На следующий день я пришел к ней в общежитие, она весело сбежала ко мне в халатике, голова моя кружилась все лето.
Все лето она изводила меня, сразу раскусив, взрослой своей снисходительностью, читала мне Блока, и смеялась, и говорила, что я инфантилен.
Мы гуляли по парку Шевченко, Над раковиной тлело танго, И, напряженнее травы, Я был ковбоем и мустангом, И называл ее на «Вы», Я был бесстрашен, словно турок, Но от волненья сильно взмок, И воробей клевал окурок, Растоптанный у стройных ног. А там, где на разлив давали, ИОсенью она окончательно разозлилась и посоветовала либо жениться на ком-нибудь, либо пойти в армию, чтобы стать мужчиной. Помахивая лопатками, я побежал к друзьям, туда, где давали на разлив…
Случалось и мне досадовать на безнадежно влюбленных — дворничихина Кудя кокетливо бросала в мою форточку высохшие серые собачьи какашки.
Или, в мои девять лет, положила на меня глаз Галка — Косая блямба. Ей было лет двенадцать, и была она на полторы головы выше меня. Длинными своими руками она отгоняла от меня обидчиков, лупила почем зря мальчишек, своих ровесников.
Мне надоело это, в конце концов, и я стал с ней драться. Откуда ни возьмись, появились пацаны, окружили нас, комментировали, болели за меня. Болел за меня и мой недруг Кризис, длинный костлявый жлоб, похожий на смерть в карикатурах Бориса Ефимова. Благосклонность Кризиса особенно придавала мне силы, но силы были неравные, Косая блямба одолевала. Я падал и вскакивал, быстро размахивая руками. Получив очередную оплеуху, я в отчаянии двинул ей ногой в низ живота. Противница моя согнулась, упала на колени и тихо заплакала. Бой был окончен, победителя тормошили, ерошили ему жесткие волосы.
— Молодец, — одобрил знаток Кризис, — попал по самой…
Слово было мне хорошо знакомо, оно встречалось в разных сочетаниях везде — его нацарапывали гвоздем в парадной, масляной краской писали на заборах, вырезали ножом на спинке лавочки возле дома, оно присутствовало в высших сферах разговоров старших пацанов.
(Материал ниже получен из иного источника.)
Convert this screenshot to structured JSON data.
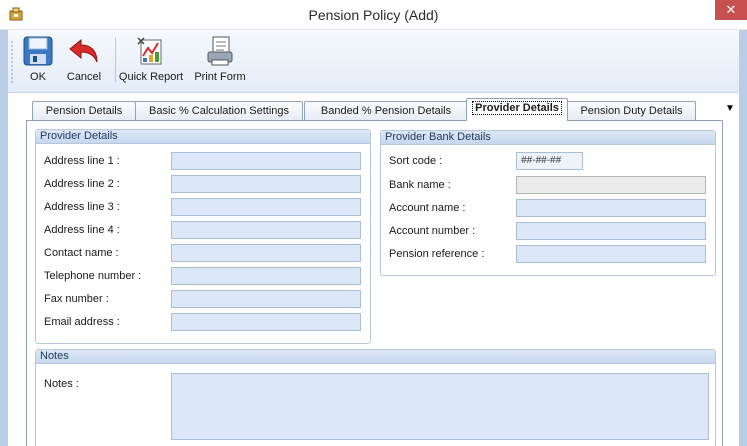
{
  "window": {
    "title": "Pension Policy (Add)",
    "close_glyph": "✕"
  },
  "toolbar": {
    "ok_label": "OK",
    "cancel_label": "Cancel",
    "quick_report_label": "Quick Report",
    "print_form_label": "Print Form"
  },
  "tabs": [
    {
      "label": "Pension Details"
    },
    {
      "label": "Basic % Calculation Settings"
    },
    {
      "label": "Banded % Pension Details"
    },
    {
      "label": "Provider Details"
    },
    {
      "label": "Pension Duty Details"
    }
  ],
  "tab_more_glyph": "▼",
  "provider_details": {
    "heading": "Provider Details",
    "rows": [
      {
        "label": "Address line 1 :",
        "value": ""
      },
      {
        "label": "Address line 2 :",
        "value": ""
      },
      {
        "label": "Address line 3 :",
        "value": ""
      },
      {
        "label": "Address line 4 :",
        "value": ""
      },
      {
        "label": "Contact name :",
        "value": ""
      },
      {
        "label": "Telephone number :",
        "value": ""
      },
      {
        "label": "Fax number :",
        "value": ""
      },
      {
        "label": "Email address :",
        "value": ""
      }
    ]
  },
  "bank_details": {
    "heading": "Provider Bank Details",
    "sort_code_label": "Sort code :",
    "sort_code_mask": "##-##-##",
    "bank_name_label": "Bank name :",
    "account_name_label": "Account name :",
    "account_number_label": "Account number :",
    "pension_reference_label": "Pension reference :"
  },
  "notes": {
    "heading": "Notes",
    "label": "Notes :",
    "value": ""
  },
  "colors": {
    "accent": "#1e395b",
    "field_bg": "#dce8f7",
    "close_button": "#c75050"
  }
}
Я смутно представлял его значение, но чтобы вот так, конкретно… Я был ошеломлен.
Может, это была Валя Вивченко, но это уже история первого вероломства, причем предали меня сразу двое, все — весь мир — девушка и лучший друг.
Фугасный голос певца за кадром, усиленный мужественным видом Николая Крюкова, пел куплеты Бэна — произведение Марка Соболя.
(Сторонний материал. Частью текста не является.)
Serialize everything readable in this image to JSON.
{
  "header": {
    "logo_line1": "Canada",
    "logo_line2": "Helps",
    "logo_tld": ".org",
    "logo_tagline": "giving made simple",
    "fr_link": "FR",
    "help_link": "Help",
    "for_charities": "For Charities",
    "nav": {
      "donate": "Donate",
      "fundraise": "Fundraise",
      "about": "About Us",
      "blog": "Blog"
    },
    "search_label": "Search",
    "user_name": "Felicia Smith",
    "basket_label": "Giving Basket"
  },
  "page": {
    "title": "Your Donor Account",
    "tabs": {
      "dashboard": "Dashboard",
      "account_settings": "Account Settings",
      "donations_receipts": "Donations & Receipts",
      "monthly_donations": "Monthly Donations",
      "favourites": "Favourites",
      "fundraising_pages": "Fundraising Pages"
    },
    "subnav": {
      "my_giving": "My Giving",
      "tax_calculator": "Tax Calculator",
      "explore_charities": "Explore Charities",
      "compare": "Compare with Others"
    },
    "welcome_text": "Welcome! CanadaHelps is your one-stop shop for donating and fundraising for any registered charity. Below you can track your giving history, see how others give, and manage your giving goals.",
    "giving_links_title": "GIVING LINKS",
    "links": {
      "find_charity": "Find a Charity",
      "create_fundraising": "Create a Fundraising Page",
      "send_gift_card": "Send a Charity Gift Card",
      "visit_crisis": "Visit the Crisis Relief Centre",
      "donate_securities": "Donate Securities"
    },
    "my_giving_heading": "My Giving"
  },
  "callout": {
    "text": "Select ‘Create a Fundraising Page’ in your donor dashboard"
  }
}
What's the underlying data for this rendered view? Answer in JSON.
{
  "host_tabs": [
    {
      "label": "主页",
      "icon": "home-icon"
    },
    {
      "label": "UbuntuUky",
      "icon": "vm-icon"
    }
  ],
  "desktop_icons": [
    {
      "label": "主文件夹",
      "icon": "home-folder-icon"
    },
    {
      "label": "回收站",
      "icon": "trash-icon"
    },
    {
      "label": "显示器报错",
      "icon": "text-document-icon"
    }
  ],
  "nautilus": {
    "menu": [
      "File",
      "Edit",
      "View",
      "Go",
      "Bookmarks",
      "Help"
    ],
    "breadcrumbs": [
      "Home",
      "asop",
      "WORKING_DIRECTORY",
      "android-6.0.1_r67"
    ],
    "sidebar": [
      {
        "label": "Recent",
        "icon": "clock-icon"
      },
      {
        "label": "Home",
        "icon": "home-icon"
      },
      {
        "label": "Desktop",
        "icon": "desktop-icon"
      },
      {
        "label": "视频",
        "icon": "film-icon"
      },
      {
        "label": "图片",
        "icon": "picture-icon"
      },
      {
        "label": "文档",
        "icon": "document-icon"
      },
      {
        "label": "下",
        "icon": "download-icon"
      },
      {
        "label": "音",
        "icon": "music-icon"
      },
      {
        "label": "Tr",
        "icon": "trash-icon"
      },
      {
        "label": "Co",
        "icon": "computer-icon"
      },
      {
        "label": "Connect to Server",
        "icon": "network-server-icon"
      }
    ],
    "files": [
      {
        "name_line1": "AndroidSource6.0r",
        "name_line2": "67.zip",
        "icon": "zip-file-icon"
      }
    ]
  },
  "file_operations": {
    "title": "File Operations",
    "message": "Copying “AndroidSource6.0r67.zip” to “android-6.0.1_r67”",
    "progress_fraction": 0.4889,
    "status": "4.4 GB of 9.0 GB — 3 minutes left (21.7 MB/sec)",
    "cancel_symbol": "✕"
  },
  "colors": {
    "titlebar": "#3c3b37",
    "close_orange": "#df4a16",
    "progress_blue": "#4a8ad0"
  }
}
— «Какое мне дело до всех до вас», — утешал меня настоящий мужчина.
Морозов искоса поглядывал на меня. Темные шумящие кроны окружали летний кинотеатр, мы курили «Шипку» под события суровой американской жизни, я прожег себе штаны.
Позавчера мы вернулись с уборки кукурузы, а вчера…
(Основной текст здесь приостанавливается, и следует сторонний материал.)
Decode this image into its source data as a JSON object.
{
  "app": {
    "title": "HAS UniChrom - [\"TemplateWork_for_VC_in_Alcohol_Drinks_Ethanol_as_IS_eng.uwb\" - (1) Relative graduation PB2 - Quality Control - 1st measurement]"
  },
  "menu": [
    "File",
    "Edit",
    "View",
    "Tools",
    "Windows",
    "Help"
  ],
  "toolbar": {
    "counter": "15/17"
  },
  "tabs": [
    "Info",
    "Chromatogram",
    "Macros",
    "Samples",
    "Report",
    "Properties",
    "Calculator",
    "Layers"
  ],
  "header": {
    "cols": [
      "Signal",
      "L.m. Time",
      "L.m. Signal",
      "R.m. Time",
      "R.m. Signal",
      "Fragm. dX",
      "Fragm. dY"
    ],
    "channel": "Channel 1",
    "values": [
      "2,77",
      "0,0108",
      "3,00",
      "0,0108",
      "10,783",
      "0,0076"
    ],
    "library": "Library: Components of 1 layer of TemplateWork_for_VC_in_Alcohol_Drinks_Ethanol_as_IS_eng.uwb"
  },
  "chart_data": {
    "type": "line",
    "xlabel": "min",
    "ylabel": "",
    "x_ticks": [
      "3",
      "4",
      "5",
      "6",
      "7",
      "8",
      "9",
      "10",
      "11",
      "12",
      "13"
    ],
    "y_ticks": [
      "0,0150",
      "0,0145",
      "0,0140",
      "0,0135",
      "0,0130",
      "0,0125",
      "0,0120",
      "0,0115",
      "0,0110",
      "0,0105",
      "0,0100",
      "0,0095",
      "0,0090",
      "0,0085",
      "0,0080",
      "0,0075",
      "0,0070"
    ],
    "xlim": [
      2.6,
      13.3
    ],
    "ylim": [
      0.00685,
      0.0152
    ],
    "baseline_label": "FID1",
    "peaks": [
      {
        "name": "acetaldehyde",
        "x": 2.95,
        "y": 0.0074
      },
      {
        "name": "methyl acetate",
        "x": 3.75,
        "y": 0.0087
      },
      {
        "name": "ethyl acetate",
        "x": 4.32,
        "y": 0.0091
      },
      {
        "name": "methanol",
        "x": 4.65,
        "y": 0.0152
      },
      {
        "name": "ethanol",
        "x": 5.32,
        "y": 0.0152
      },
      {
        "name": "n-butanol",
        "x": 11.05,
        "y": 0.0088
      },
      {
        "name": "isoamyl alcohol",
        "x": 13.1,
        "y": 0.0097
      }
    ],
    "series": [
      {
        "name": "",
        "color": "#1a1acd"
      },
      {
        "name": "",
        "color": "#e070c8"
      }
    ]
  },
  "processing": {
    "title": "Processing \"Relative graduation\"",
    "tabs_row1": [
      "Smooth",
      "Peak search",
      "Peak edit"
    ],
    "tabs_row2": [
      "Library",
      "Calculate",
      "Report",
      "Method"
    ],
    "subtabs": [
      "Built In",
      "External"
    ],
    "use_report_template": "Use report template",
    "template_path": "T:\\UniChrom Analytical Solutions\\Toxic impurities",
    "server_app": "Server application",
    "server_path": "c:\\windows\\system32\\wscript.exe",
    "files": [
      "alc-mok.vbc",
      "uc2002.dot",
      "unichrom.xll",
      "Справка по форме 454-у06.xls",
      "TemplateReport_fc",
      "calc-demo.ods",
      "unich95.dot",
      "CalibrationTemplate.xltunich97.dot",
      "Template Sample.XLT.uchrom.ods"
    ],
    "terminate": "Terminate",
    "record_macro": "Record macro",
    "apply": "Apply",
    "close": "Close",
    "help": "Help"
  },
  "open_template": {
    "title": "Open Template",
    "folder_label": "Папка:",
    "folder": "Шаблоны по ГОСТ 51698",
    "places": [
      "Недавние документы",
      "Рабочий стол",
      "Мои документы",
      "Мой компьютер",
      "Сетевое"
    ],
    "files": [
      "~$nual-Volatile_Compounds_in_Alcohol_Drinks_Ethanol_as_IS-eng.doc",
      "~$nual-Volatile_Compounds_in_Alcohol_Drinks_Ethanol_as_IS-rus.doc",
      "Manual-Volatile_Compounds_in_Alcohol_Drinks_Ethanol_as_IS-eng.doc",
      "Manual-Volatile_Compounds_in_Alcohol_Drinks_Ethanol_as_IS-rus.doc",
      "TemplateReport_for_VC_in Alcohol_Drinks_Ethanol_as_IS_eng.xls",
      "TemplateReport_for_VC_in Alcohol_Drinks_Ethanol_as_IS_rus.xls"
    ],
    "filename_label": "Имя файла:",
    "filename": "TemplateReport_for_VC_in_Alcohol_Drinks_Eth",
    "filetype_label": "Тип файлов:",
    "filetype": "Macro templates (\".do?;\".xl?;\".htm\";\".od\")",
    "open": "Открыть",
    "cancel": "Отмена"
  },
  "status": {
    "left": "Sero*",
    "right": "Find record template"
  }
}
Нас поселили в колхозном клубе, в зале, на соломенных тюфяках. Девочки жили в конторе. По вечерам старшекурсники, обосновавшиеся на сцене за малиновой бархатной портьерой, давали концерты.
Портьера внезапно раздвигалась, выскакивал полуголый Филин в тюрбане, Джелялова исполняла танец живота. Марик Ройтер гремел листовым железом восточную мелодию. Поколебавшись минут десять, Филин обрушивался на Джелялову и они громко падали на пол. Гас свет, и что-то долго не зажигался. Гремело листовое железо под аплодисменты и выкрики зрителей. Наконец, музыка смолкала, лампочки загорались, Филин спускался в зал и собирал дань в фонд развития восточного искусства. Годилось все — десять копеек, вобла, сигарета, початок пшенки. Не принимались только этюды Кондрусина — их было слишком много и обесценивались они с каждым днем.